I knew that every artist or performer who came through my market had some basic needs, which included: the need to pay for their travel, food, and shelter; guidance and promotion of their talents; and the support and access to additional resources for professional development. The market was developed to serve each of these needs directly. The idea behind The Ripple Market was to help artists move from “struggling” to sustainable living.
Since this is Lone Star Lit, I always ask what Texas means to writers and their work. Do you think Texas is any more or less welcoming of artists of color and/or identified as LGBTQ-IA? How have you seen this atmosphere change, for better or worse, since you’ve been writing and performing?
I love Texas. I want to make my final home here—but I also love to travel and visit other cities and states. Texas has a complicated history with black people and the LGBTQ community. Unfortunately, it has meant many people who look like me end up in the criminal system. I actively work with my organization, Mano Amiga, to combat those issues. My hope is that it will become more common for people of color and LGBTQ people to receive the dignity and respect they deserve in every county of the state. It’s a long road, but I’m on it because I believe change is possible.
Which Texas writers and artists do you admire and why? How have these writers inspired your own work? Which other poets would you recommend to readers who enjoy your new book?
Some of the Texas poets at the top of my mind right now: Sandra Cisneros, Naomi Shihab-Nye, Cyrus Cassells, Mónica Teres Ortiz, Lupe Méndez, Eddie Vega, and a host of others.
Some poets and writers readers you should check? Eve Ewing, Linda Villarosa, Imani Perry, Danez Smith, Xandria Phillips, Oliver Baez Bendorf, Saeed Jones, Morgan Parker, Kiese Laymon, Nicole Shawan Junior, Jami Attenberg, Frank Johnson, Tiana Clark, Natalia Lima, Ada Limon, Rachel McKibbens, and too many more to name!
Can you tell us what’s next for you and your work?

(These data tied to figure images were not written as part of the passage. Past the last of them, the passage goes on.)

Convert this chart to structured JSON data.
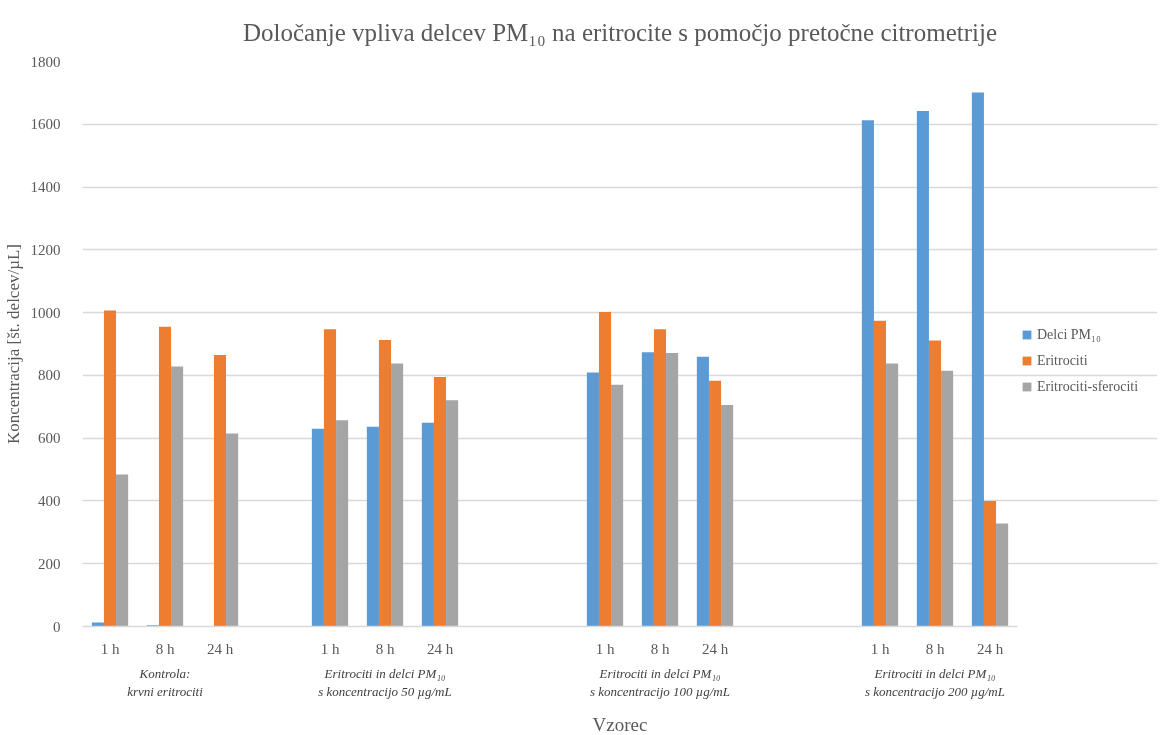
{
  "chart_data": {
    "type": "bar",
    "title": "Določanje vpliva delcev PM₁₀ na eritrocite s pomočjo pretočne citrometrije",
    "xlabel": "Vzorec",
    "ylabel": "Koncentracija [št. delcev/µL]",
    "categories": [
      "1 h",
      "8 h",
      "24 h",
      null,
      "1 h",
      "8 h",
      "24 h",
      null,
      null,
      "1 h",
      "8 h",
      "24 h",
      null,
      null,
      "1 h",
      "8 h",
      "24 h"
    ],
    "series": [
      {
        "name": "Delci PM₁₀",
        "color": "#5b9bd5",
        "values": [
          13,
          4,
          null,
          null,
          630,
          636,
          649,
          null,
          null,
          809,
          874,
          859,
          null,
          null,
          1613,
          1642,
          1701
        ]
      },
      {
        "name": "Eritrociti",
        "color": "#ed7d31",
        "values": [
          1007,
          955,
          865,
          null,
          947,
          913,
          795,
          null,
          null,
          1002,
          947,
          783,
          null,
          null,
          974,
          911,
          400
        ]
      },
      {
        "name": "Eritrociti-sferociti",
        "color": "#a5a5a5",
        "values": [
          484,
          828,
          615,
          null,
          657,
          838,
          721,
          null,
          null,
          770,
          871,
          706,
          null,
          null,
          838,
          815,
          328
        ]
      }
    ],
    "annotations": [
      "Kontrola:\nkrvni eritrociti",
      "Eritrociti in delci PM₁₀\ns koncentracijo 50 µg/mL",
      "Eritrociti in delci PM₁₀\ns koncentracijo 100 µg/mL",
      "Eritrociti in delci PM₁₀\ns koncentracijo 200 µg/mL"
    ],
    "ylim": [
      0,
      1800
    ],
    "yticks": [
      0,
      200,
      400,
      600,
      800,
      1000,
      1200,
      1400,
      1600,
      1800
    ],
    "grid": "y",
    "legend": "right"
  }
}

I’m already halfway through a second book of poetry. It’s a look at how the climate crisis is impacting migration and, inadvertently, the carceral system’s treatment of black and brown queer people. I’m pretty excited about it. I’m also working on a memoir-in-essays, which explores my journey from inmate to community organizer. Hopefully, I’ll find a home for both projects very soon.
What books are on your nightstand?
How to Be an Antiracist by Ibram X. Kendi, A Warning by Anonymous, The Water Dancer by Ta-Nehisi Coates, Little Fires Everywhere by Celeste Ng
Faylita Hicks (pronouns: she/her/they) is a black queer writer. She received the Catapult's Inaugural 2019 Black History Month Workshop Scholarship and was a finalist in the 2018 PEN American Writing for Justice Fellowship, the 2018 Cosmonauts Avenue Annual Poetry Prize, and Palette Poetry's 2019 Spotlight Award.
The 2009 Grand Slam Champion of the Austin Poetry Slam, she was a member of the 2008 NeoSoul Poetry Slam Team and won several individual regional competitions. Her visual art has been exhibited in the Texas State University Gallery of the Common Experience and Insomnia Gallery in Houston and featured in Five:2: One magazine.
Faylita is the founder and creative director of Arrondi Creative Productions and an artist on the roster for hip-hop collective Grid Squid Entertainment. In 2017, she was awarded the San Marcos Arts Commission Grant for her monthly event series, SMTX Ripple Market, which provided performance and exhibit opportunities to women, POC, and those identified as LGBTQ-IA.
Her poetry and essays have appeared in or are forthcoming in Slate, Huffington Post, Texas Observer, POETRY magazine, Kweli Journal, The Rumpus, the Cincinnati Review, Tahoma Literary Review, Prairie Schooner, Lunch Ticket, Matador Review, and others.
She received her MFA in creative writing from Sierra Nevada College's low-residency program and lives in San Marcos, Texas. She is currently at work on a memoir. Hoodwitch, published in October 2019 by Acre Books, is her first poetry collection.